Monday, LCV spokesman Jeff Gohringer said establishing the Chavez monument stands as “further proof of President Obama’s commitment to our special places across the country and we hope he continues to use that authority.”
The Chavez family donated certain properties to the federal government so that the monument could be created.
Beginning Tuesday, the park service will take steps to prepare it as an official site, Barna said.
It will become “one of those places that everyone should visit,” he said, “part of our shared cultural heritage.”
The land includes property that was once Chavez’s home, which was added to the National Register of Historic Places last year. Interior Secretary Ken Salazar called him “one of the heroes of the 20th century.”
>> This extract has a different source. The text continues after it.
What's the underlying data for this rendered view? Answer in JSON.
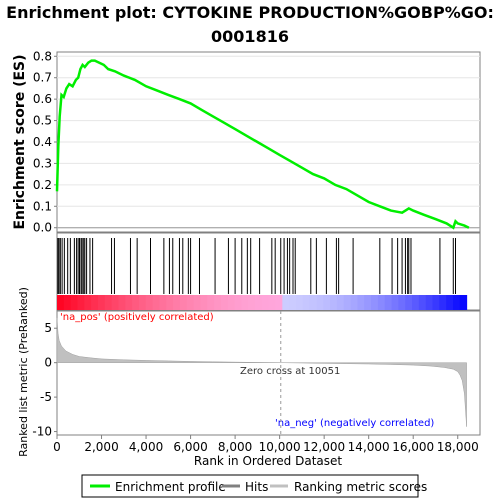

Paul F. Chavez, president of the Cesar Chavez Foundation, said at the time, “For my father, La Paz was a personal refuge from bitter struggles in agricultural valleys and big cities, a spiritual harbor where he recharged batteries, drew fresh inspiration and prepared for the battles ahead. It was a place where many dedicated people spent years of their lives working with Cesar Chavez for social justice, inspiring generations of Americans from all walks of life who never worked on a farm to social and political activism.”
Ruben Navarrette, a CNN.com contributor, wrote a column last year noting that many sites around the country are named for Chavez, and suggesting that that “campaign” may have run its course.
Still, he wrote, Chavez “was a great American who helped bring fairness and dignity to the fields and the workers who toil there. Before Chavez and the union came along, there were no collective bargaining rights for farm workers, no toilets or clean drinking water in the fields, and little public awareness about pesticides and other dangers that workers must endure to put fruits and vegetables on our table. He helped change all that.”